As the solution 113 including the pEGFP-C1 vector 111 is accommodated in the solution receiving unit 110, the ultrasonic probe 130 may be irradiated with a specific type of ultrasonic probe. For example, the solution may be irradiated with an intensity of ultrasonic waves corresponding to a center frequency of 1.12 MHz, a period of 10 ms and a sound pressure of 400 KPa for a time of about 30 to 300 seconds.

In this case, although not separately illustrated in FIG. 9, the pEGFP-C1 vector 111 included in the solution 113 through the ultrasonic crystal determiner 120 so that the pEGFP-C1 vector 111 included in the solution 113 is not destroyed. The intensity and time of the ultrasound may be adjusted according to the amount and length of the ultrasonic wave.

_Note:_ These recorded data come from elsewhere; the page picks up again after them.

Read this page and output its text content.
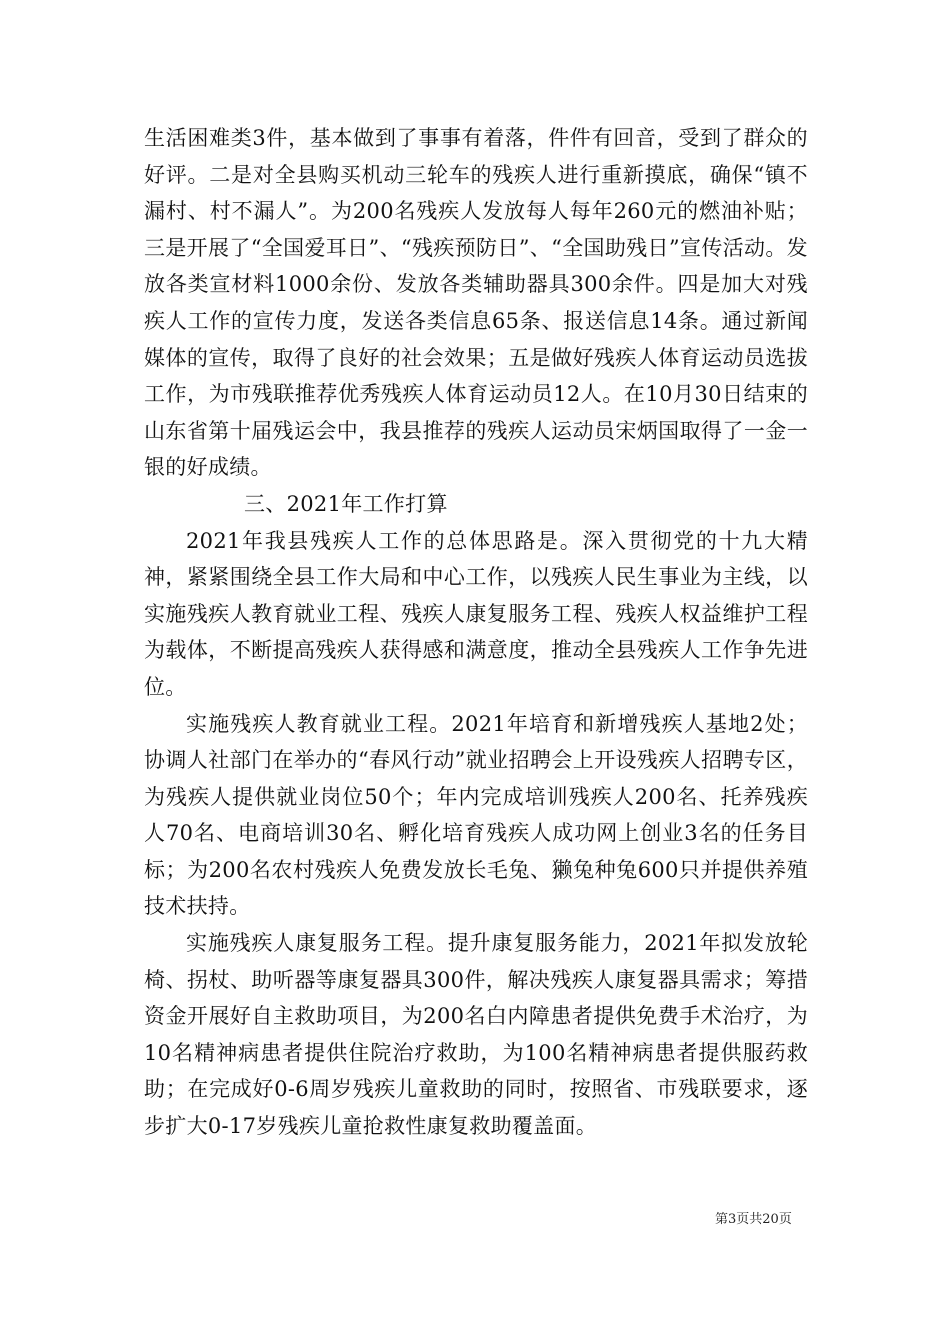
生活困难类3件，基本做到了事事有着落，件件有回音，受到了群众的好评。二是对全县购买机动三轮车的残疾人进行重新摸底，确保“镇不漏村、村不漏人”。为200名残疾人发放每人每年260元的燃油补贴；三是开展了“全国爱耳日”、“残疾预防日”、“全国助残日”宣传活动。发放各类宣材料1000余份、发放各类辅助器具300余件。四是加大对残疾人工作的宣传力度，发送各类信息65条、报送信息14条。通过新闻媒体的宣传，取得了良好的社会效果；五是做好残疾人体育运动员选拔工作，为市残联推荐优秀残疾人体育运动员12人。在10月30日结束的山东省第十届残运会中，我县推荐的残疾人运动员宋炳国取得了一金一银的好成绩。

三、2021年工作打算

2021年我县残疾人工作的总体思路是。深入贯彻党的十九大精神，紧紧围绕全县工作大局和中心工作，以残疾人民生事业为主线，以实施残疾人教育就业工程、残疾人康复服务工程、残疾人权益维护工程为载体，不断提高残疾人获得感和满意度，推动全县残疾人工作争先进位。

实施残疾人教育就业工程。2021年培育和新增残疾人基地2处；协调人社部门在举办的“春风行动”就业招聘会上开设残疾人招聘专区，为残疾人提供就业岗位50个；年内完成培训残疾人200名、托养残疾人70名、电商培训30名、孵化培育残疾人成功网上创业3名的任务目标；为200名农村残疾人免费发放长毛兔、獭兔种兔600只并提供养殖技术扶持。

实施残疾人康复服务工程。提升康复服务能力，2021年拟发放轮椅、拐杖、助听器等康复器具300件，解决残疾人康复器具需求；筹措资金开展好自主救助项目，为200名白内障患者提供免费手术治疗，为10名精神病患者提供住院治疗救助，为100名精神病患者提供服药救助；在完成好0-6周岁残疾儿童救助的同时，按照省、市残联要求，逐步扩大0-17岁残疾儿童抢救性康复救助覆盖面。

第3页共20页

As a result, the pEGFP-C1 vector 111 included in the solution 113 may be deformed in a shape such as being folded or folded to reduce its volume.

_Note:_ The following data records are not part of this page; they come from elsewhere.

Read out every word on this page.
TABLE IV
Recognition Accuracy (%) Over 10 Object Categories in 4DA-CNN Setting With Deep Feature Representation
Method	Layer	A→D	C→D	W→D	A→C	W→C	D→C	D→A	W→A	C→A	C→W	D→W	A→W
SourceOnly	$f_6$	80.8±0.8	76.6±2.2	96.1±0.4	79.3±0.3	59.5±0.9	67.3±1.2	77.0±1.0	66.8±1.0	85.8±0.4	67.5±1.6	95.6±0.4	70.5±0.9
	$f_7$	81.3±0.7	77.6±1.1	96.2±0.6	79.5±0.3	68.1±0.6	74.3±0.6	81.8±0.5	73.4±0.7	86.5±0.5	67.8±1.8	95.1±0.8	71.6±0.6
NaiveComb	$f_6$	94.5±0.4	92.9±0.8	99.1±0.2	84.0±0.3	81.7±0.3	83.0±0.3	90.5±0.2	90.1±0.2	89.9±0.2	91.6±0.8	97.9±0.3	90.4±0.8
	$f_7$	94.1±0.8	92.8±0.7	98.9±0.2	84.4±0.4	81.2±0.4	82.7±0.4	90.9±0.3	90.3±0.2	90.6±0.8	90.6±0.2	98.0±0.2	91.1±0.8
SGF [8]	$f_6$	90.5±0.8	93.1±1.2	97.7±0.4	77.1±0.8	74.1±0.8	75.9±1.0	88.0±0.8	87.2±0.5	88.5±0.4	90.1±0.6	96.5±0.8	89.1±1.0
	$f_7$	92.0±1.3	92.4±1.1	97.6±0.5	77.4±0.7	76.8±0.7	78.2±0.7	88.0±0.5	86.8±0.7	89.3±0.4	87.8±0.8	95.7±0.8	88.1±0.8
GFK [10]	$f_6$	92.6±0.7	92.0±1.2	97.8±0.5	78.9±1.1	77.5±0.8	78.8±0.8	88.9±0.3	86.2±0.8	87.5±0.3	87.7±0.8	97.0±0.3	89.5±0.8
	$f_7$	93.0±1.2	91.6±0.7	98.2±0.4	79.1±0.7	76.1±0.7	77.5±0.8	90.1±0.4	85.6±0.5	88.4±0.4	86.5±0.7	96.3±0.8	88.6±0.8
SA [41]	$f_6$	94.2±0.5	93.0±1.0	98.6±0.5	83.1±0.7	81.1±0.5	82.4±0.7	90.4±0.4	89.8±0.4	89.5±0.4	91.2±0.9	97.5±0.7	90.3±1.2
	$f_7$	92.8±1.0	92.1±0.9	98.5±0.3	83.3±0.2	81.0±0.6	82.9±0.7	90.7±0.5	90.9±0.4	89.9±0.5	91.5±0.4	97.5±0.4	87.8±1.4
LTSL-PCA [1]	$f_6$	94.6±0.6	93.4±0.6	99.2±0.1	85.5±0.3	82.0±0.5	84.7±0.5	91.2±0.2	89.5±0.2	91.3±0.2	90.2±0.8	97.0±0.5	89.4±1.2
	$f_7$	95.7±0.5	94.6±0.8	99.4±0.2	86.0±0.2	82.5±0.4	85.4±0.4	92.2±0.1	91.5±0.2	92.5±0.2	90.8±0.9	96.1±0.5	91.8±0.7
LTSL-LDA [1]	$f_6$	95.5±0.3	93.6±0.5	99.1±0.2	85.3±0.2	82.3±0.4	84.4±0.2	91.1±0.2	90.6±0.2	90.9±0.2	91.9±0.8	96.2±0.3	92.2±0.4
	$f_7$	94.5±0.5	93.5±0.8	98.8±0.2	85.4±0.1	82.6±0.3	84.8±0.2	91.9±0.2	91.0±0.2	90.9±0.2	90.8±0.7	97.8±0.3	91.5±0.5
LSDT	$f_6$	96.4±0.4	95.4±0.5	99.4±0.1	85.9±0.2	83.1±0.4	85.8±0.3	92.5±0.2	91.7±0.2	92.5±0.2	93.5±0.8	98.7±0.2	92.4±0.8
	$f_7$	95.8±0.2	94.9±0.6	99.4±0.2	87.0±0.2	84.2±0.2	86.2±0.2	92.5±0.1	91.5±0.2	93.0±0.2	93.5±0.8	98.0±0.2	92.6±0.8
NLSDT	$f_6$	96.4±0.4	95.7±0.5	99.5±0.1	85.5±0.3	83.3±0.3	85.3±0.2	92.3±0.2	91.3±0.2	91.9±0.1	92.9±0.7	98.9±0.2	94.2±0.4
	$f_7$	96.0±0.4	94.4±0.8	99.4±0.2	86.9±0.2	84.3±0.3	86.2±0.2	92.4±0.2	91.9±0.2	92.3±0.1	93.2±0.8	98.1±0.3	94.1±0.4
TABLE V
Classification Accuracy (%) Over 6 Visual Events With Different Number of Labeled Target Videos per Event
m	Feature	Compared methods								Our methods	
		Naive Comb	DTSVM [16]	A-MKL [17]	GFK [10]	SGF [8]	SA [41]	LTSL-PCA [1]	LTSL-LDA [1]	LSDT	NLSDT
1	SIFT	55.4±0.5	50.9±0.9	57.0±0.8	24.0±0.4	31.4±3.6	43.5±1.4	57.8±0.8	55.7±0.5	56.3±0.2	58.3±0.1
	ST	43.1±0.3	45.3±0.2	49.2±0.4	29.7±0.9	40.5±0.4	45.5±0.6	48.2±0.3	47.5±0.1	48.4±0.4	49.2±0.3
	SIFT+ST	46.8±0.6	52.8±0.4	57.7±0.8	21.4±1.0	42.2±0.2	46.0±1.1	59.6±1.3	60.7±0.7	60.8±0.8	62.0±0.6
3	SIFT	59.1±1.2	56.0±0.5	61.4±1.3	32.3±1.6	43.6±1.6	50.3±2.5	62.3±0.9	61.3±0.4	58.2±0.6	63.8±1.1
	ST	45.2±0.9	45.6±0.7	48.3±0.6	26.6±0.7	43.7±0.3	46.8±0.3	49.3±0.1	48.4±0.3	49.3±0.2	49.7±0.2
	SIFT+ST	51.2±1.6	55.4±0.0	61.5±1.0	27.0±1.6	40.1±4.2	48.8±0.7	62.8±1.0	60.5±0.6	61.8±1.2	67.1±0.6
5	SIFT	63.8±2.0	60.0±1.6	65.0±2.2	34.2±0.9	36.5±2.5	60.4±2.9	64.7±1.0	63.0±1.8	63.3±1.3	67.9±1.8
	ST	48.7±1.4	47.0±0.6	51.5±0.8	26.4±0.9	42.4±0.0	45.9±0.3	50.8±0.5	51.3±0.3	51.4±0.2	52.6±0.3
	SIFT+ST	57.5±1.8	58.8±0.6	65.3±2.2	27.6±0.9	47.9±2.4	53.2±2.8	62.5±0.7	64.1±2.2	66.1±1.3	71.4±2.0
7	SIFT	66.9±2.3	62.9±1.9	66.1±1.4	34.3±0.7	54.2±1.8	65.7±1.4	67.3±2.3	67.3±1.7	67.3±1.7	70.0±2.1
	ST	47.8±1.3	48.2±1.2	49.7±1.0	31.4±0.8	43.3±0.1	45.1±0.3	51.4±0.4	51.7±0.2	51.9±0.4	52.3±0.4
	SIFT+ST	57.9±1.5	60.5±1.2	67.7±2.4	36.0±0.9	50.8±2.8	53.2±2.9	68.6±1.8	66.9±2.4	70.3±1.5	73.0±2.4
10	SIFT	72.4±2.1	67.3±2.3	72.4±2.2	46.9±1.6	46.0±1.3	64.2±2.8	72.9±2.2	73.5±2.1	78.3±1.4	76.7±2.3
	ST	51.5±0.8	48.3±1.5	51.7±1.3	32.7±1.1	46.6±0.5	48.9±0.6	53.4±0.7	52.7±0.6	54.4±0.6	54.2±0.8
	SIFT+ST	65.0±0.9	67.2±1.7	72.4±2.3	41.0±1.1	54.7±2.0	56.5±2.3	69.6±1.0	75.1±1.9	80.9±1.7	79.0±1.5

Although described above with reference to a preferred embodiment of the present invention, those skilled in the art will be variously modified and changed within the scope of the invention without departing from the spirit and scope of the invention described in the claims below I can understand that you can.

Claims

In the gene packaging method performed in the ultrasonic stimulation system,

Receiving a solution containing a gene;

Determining ultrasonic irradiation conditions including intensity and time of ultrasonic waves to be irradiated according to the amount and length of genes included in the solution; And

And irradiating ultrasonic waves corresponding to the ultrasonic irradiation conditions on the solution such that the genes contained in the solution are wound or folded due to a radiation force to deform the shape.
The method according to claim 1,

Determining the ultrasonic irradiation conditions,

Gene packaging method, characterized in that the ultrasonic irradiation conditions can be adjusted so that the gene contained in the solution is not destroyed.
The method according to claim 2,

Determining the ultrasonic irradiation conditions,

According to the amount of the gene contained in the solution, the intensity and time of the ultrasonic wave including at least one of frequency, cycle and ultrasound pressure can be adjusted, and the position of the gene to be irradiated with the ultrasonic wave and Gene packaging method characterized in that the frequency is adjustable according to the length.
The method according to claim 1,

If the solution is irradiated with ultrasonic waves corresponding to the ultrasonic irradiation conditions,

Non-linear radiation is generated due to the difference in density and acoustic impedance between the gene contained in the solution and the fluid around the gene,

Packaging the gene by modifying the shape of the gene such that the gene is wound or folded by the nonlinear radioactive force to reduce its volume.
In the gene packaging device implemented in the ultrasonic stimulation system,

A solution receiving portion containing a solution containing a gene;

Ultrasonic determination unit for determining the ultrasonic irradiation conditions including the intensity and time of the ultrasonic wave to be irradiated according to the amount and length of the gene contained in the solution; And

And an ultrasonic output unit for irradiating the ultrasonic wave corresponding to the ultrasonic irradiation condition on the solution so that the gene contained in the solution is wound or folded due to a radiation force.
The method according to claim 5,

The gene packaging device,

When the ultrasonic wave corresponding to the ultrasonic irradiation condition is irradiated to the solution by the ultrasonic output unit,

Non-linear radiation is generated due to the difference in density and acoustic impedance between the gene contained in the solution and the fluid around the gene,

And a gene packaging unit for packaging the gene by modifying the shape of the gene such that the gene is wound or folded due to the nonlinear radiation force to reduce the volume.